– Ты чего бледная такая? Али не спала всю ночь?
– Спала не спала, скорее дремала, – Татьяна накинула халат.
– А чего молодке не спится? Любовь какая приключилась? – полюбопытствовала старуха, поднимая с пола стул и присаживаясь на него.
– Скажете тоже! – махнула рукой Татьяна. – Какой-то идиот куклу мне подкинул во двор.
– Это что за кукла такая?
– Как будто младенец, знаете, «бэби борн», что ли. Таких по телеку в рекламе показывают.
– С пуповинкой неперерезанной? – понимающе осведомилась гостья.
Татьяну окатило холодом.
– А вы откуда знаете?
Старуха встала. Подойдя к одному из фотопортретов на стене, остановилась, внимательно рассматривая молодую девушку.
Серьёзное, выразительное лицо без улыбки. Толстая коса на манер обода опоясывала голову. Девушка выглядела лет на двадцать пять, но в то сложное время молодёжь рано взрослела. Героине портрета на момент фотосъемки могло быть всего шестнадцать.
– Нина Зотова, – бабка постучала пальцем по портрету. – Нинка-картинка, как её звали. Красавица. Я тогда девчонкой была, но её хорошо помню. Парни деревенские гурьбой за ней ходили. Но она никого к себе не подпускала. Строгая была. Да и с таким отцом, как у Нинки, больно не забалуешь! Лютый был казак. Что не по нём, за космы так отходит, мало не покажется.
Старуха вздохнула и отошла к окну.
– Одно время поправилась Нинка. Стала нерасторопной, мешкотной. По деревне слухи всякие поползли, мол, на сносях наша гордейка. А тут с матерью слышим: у соседей шум, крики! Нинка в слезах из дому, а за ней отец с нагайкой. И дубастит беднягу, и дубастит. Верными те слухи, значит, оказались. А замуж так никто и не взял.
Старуха замолчала. Взгляд её был устремлён сквозь портрет, сквозь стену. Туда, куда Татьяна не могла заглянуть при всём желании.
– Дальше что было, Анна Петровна? Нашли парня того?
– Ась? – рассеянно переспросила соседка. – Парня, говоришь? Нет, не нашли. Не сыскался жених. И вот же поди! То ходили за ней, словно на привязи, а как прознали про беременность – все как один пропали. И поползли по деревне новые слухи, да такие срамные, что вот веришь, Танюш, жизнь прожила, а всё равно тошно вспомнить.
Старушка посмотрела на Татьяну, словно прикинув, можно ли ей доверить такую тайну, пожамкала тонкими губами и продолжила.
– Отец же её вдовий был.

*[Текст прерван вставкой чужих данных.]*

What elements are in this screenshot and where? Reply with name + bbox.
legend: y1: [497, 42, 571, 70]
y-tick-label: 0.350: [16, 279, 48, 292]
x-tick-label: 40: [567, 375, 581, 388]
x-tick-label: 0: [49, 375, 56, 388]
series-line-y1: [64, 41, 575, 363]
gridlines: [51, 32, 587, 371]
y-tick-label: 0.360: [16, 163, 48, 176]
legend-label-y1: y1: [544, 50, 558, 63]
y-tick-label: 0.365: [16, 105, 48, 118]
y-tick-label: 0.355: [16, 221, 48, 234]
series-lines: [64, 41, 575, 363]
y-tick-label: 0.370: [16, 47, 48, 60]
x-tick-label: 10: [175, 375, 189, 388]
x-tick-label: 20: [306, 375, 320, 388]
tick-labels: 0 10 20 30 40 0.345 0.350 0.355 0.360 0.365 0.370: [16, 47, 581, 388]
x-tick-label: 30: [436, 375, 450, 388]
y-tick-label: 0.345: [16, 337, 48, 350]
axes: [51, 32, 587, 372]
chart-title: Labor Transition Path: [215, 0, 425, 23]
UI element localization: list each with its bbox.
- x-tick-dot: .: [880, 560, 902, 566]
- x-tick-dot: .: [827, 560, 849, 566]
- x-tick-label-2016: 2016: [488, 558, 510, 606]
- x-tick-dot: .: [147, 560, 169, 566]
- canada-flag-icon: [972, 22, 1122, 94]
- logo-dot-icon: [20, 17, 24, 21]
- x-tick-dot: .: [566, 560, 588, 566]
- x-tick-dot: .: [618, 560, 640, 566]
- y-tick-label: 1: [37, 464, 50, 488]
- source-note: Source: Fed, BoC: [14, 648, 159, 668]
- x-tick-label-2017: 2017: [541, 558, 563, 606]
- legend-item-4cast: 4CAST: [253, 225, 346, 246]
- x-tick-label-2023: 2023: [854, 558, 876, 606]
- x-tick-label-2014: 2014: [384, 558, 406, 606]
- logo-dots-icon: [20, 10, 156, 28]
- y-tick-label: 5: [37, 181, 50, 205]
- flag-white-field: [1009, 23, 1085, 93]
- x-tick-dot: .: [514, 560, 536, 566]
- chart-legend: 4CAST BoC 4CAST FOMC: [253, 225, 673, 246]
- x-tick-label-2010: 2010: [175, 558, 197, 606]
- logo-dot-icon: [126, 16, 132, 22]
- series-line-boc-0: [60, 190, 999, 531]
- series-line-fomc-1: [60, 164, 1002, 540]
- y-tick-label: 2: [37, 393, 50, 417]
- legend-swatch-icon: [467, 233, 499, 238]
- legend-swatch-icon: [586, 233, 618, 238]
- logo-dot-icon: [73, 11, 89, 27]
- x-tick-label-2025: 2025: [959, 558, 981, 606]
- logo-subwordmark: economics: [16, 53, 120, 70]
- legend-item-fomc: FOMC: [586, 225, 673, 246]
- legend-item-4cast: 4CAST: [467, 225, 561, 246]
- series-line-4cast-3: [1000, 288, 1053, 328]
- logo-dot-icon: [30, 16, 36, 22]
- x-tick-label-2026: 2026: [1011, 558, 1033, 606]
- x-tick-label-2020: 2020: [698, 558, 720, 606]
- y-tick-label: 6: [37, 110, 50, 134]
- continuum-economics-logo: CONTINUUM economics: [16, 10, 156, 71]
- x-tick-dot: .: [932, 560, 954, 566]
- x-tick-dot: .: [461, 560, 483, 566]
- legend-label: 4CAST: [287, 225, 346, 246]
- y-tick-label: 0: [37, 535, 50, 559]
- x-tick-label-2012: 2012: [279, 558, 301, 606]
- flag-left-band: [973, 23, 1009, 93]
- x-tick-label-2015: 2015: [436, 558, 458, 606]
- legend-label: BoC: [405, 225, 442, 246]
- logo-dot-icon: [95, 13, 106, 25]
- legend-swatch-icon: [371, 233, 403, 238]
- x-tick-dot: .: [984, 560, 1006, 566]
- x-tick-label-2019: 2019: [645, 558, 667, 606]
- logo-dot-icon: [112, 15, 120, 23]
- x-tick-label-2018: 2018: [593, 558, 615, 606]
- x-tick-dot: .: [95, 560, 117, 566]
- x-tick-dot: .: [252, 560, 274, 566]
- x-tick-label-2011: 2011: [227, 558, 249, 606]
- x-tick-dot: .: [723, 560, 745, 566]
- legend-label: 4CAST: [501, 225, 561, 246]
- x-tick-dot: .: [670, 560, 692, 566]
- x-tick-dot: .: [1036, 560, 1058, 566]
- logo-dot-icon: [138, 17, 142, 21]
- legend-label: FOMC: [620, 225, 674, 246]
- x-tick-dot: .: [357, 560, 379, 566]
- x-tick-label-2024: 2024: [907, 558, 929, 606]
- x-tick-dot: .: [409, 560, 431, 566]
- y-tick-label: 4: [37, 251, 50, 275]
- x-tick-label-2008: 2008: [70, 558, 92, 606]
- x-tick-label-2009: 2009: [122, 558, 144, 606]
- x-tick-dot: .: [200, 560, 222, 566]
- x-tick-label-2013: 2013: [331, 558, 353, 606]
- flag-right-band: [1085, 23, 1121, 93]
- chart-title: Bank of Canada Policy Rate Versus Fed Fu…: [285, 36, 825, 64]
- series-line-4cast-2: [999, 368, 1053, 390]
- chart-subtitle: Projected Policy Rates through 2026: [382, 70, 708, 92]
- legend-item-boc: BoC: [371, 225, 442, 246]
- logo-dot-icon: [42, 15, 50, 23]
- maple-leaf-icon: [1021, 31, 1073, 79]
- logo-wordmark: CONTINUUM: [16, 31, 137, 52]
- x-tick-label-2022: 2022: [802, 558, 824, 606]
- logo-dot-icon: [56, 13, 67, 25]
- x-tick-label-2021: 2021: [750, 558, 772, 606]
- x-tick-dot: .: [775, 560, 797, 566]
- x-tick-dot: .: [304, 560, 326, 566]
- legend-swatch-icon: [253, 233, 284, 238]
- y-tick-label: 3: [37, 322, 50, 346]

Супруга померла давно, ещё перед войной. Он так бобылем и остался. Ну вот и судачили, что он сам дочку-красавицу обрюхатил. А как срамное пузо на нос полезло, так и взбесился пуще некуда. Нинка с позору такого лишний раз людям на глаза не казалась. Стала тише воды, ниже травы. Бывало, выйдет во двор, ходит, нигде не приткнётся. И всё смертную колыбельную напевает. У самой-то глаза пустые-пустые.